The Need To Know

by Bronte_Esperanza



Category: The Man From U.N.C.L.E. (2015)
Genre: Bonding, F/M, Soul-Searching, hard truths
Language: English
Status: Completed
Published: 2018-06-01
Updated: 2018-06-01
Packaged: 2019-05-17 01:59:41
Rating: Teen And Up Audiences
Warnings: No Archive Warnings Apply
Chapters: 1
Words: 2,866
Publisher: archiveofourown.org
Story URL: https://archiveofourown.org/works/14823060
Author URL: https://archiveofourown.org/users/Bronte_Esperanza/pseuds/Bronte_Esperanza
Summary: Gaby asks Illya for the truth, but neither are prepared for its internal consequences.





	The Need To Know

**Author's Note:**

> This originally started out to be just a bit about Gaby asking Illya a tough question. The dialogue took on a life of its own with Illya questioning how reasonable his beliefs were and Gaby realizing she could no longer hate him.
> 
>  
> 
> This is my first post. I welcome comments and critiques. I hope you enjoy.

Gaby had time to think. Time that she didn’t need or want to think. The mission was hard and she was battered and bruised. Illya had kindly fixed her a bath and had a drink ready for her after her soak.

She had offered to return the kindness, but he simply sat her down on the balcony, saw that she was comfortable, and told her to enjoy and relax.

Relaxing meant downtime. Downtime meant thinking. Thinking meant honesty. Honesty meant trouble.

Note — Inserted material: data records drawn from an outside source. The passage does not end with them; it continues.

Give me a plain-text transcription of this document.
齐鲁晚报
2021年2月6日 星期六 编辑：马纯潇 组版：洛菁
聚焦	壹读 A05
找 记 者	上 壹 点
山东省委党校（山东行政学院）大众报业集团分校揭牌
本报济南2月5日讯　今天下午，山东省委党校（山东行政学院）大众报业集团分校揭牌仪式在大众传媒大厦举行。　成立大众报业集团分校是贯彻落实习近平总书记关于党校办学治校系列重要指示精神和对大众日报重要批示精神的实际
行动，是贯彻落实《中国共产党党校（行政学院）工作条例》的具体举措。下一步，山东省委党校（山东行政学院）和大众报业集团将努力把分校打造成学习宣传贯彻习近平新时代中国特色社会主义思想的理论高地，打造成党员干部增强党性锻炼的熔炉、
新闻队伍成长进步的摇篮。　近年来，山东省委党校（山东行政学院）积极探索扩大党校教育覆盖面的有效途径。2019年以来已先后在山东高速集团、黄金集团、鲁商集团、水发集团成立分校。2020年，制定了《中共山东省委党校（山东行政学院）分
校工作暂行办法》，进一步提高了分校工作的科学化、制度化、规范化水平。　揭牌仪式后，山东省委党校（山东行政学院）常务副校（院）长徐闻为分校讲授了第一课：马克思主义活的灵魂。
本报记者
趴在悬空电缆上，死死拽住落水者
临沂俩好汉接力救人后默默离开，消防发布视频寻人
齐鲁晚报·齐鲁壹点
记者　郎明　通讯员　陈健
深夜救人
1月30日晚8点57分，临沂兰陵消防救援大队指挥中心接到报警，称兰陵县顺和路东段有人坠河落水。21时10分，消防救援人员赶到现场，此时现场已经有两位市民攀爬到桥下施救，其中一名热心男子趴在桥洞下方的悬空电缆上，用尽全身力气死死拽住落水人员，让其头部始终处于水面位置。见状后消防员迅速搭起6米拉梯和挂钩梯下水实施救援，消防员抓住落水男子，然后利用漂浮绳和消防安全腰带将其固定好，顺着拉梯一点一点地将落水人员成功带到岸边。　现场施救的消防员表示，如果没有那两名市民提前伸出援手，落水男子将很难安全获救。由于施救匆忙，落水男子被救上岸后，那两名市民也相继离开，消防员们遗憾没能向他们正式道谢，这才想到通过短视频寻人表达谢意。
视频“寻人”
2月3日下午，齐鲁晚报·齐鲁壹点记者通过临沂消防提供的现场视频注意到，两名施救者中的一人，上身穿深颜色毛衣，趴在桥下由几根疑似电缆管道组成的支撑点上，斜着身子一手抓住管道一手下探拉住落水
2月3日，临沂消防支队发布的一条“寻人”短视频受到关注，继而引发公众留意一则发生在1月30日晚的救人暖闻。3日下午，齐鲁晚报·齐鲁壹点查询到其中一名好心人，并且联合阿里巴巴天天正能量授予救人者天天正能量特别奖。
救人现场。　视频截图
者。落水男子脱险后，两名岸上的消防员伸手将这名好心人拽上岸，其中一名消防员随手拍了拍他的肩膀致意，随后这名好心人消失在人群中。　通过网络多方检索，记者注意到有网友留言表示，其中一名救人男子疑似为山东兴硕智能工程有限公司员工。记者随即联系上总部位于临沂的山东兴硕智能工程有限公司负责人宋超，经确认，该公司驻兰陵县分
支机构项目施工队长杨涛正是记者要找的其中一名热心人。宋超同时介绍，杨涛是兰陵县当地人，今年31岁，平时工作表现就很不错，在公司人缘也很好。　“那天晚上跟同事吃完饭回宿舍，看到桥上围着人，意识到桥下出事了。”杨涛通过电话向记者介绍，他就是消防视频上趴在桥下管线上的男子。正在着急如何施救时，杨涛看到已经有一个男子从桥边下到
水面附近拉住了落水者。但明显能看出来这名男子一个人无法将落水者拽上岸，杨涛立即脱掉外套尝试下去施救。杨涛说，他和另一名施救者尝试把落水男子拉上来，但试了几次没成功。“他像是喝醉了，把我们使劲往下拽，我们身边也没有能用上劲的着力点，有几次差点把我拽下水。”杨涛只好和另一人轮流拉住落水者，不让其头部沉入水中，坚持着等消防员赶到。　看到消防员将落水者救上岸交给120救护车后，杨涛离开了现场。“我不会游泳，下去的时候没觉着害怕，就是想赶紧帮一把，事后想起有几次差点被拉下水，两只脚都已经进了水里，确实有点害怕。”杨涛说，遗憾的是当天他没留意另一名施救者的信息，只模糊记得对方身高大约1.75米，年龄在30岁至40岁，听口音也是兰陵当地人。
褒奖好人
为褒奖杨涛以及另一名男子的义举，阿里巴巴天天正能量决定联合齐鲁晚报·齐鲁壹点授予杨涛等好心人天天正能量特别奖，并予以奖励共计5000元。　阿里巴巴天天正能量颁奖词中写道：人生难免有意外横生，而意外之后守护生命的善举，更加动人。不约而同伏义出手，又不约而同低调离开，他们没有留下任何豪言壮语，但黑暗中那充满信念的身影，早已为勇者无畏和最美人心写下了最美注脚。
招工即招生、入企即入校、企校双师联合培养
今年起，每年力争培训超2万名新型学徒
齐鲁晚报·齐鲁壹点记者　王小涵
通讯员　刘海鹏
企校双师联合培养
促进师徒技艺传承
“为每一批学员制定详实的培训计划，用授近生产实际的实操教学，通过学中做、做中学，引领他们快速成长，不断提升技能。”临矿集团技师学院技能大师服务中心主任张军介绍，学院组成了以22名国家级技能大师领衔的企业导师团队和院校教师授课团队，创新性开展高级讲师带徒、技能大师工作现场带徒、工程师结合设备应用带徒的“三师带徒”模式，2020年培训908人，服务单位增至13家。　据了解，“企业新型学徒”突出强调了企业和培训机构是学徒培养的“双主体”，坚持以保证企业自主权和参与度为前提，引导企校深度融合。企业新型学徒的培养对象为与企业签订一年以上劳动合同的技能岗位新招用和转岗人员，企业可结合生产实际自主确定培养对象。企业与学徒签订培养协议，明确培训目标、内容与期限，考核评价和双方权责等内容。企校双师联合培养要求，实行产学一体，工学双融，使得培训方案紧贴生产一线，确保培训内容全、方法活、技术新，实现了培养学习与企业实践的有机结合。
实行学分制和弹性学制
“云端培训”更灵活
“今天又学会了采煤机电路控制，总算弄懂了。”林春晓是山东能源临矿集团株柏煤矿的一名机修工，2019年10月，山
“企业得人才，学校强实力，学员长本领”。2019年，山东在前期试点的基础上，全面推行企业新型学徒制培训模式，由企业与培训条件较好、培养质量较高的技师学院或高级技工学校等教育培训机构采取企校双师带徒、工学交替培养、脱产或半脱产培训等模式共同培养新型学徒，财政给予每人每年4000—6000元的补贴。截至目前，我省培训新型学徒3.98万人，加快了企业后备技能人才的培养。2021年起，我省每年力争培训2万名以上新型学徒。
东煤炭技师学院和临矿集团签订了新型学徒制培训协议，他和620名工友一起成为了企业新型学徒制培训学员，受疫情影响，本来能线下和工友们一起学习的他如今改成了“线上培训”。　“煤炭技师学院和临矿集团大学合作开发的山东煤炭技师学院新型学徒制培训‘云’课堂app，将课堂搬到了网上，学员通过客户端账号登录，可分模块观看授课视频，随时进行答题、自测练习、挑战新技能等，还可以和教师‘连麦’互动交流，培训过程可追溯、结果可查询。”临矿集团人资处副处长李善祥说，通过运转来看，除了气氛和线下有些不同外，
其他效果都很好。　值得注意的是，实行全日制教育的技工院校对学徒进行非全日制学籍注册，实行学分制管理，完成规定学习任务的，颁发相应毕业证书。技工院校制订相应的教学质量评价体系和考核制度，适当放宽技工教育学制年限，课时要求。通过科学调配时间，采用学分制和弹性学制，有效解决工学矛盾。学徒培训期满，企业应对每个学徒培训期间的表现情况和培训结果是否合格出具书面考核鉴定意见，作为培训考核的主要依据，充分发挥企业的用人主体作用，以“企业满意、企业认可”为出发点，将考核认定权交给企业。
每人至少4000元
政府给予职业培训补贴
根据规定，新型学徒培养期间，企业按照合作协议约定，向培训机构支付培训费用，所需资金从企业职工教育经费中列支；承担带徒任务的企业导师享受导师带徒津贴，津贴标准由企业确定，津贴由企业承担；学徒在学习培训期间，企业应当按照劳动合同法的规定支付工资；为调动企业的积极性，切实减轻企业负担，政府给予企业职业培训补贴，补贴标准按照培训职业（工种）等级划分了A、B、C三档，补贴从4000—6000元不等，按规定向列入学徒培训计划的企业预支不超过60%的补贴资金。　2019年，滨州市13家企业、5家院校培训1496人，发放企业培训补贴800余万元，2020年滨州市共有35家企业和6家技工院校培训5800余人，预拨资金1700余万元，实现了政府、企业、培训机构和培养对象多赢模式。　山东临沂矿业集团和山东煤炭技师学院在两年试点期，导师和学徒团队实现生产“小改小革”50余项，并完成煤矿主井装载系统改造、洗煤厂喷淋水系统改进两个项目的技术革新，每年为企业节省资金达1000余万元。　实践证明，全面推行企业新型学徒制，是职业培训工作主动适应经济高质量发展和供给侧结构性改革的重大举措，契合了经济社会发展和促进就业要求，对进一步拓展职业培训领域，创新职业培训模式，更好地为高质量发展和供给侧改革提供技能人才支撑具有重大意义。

Gaby went over the entire events of the past five days. Day one - a peaceful day at the garage with no indication that her mission would be hastened by a certain CIA agent. _At last, my patience was wearing thin._ Day two - Engaged to the Russian behemoth who chased her and Napoleon through the streets of Berlin the night before. Tackled said Russian to the floor in shared hotel room. _Don’t think about how his hands felt._ Day three - Party and reconnaissance at the Vinceguerra’s. She almost lost Illya in a boat explosion. _Don’t think about the what ifs._ Day four - Saw her father for the first time in eighteen years. More angry than nostalgic. Rescued by Illya and Napoleon. Almost lost Illya when Alexander Vinceguerra ran his motorcycle off the road. _Don’t pretend you weren’t scared._ Day five - Taken care of and spoiled by both Napoleon and Illya as all three physically recovered from their various bruises. _It was nice to be taken care of._ Day six - Informed that they were now partners. _Don’t pretend you’re not thrilled._

__

__

She was deep in her thoughts when she heard Illya ask, “May I join you? Or would you rather be alone?”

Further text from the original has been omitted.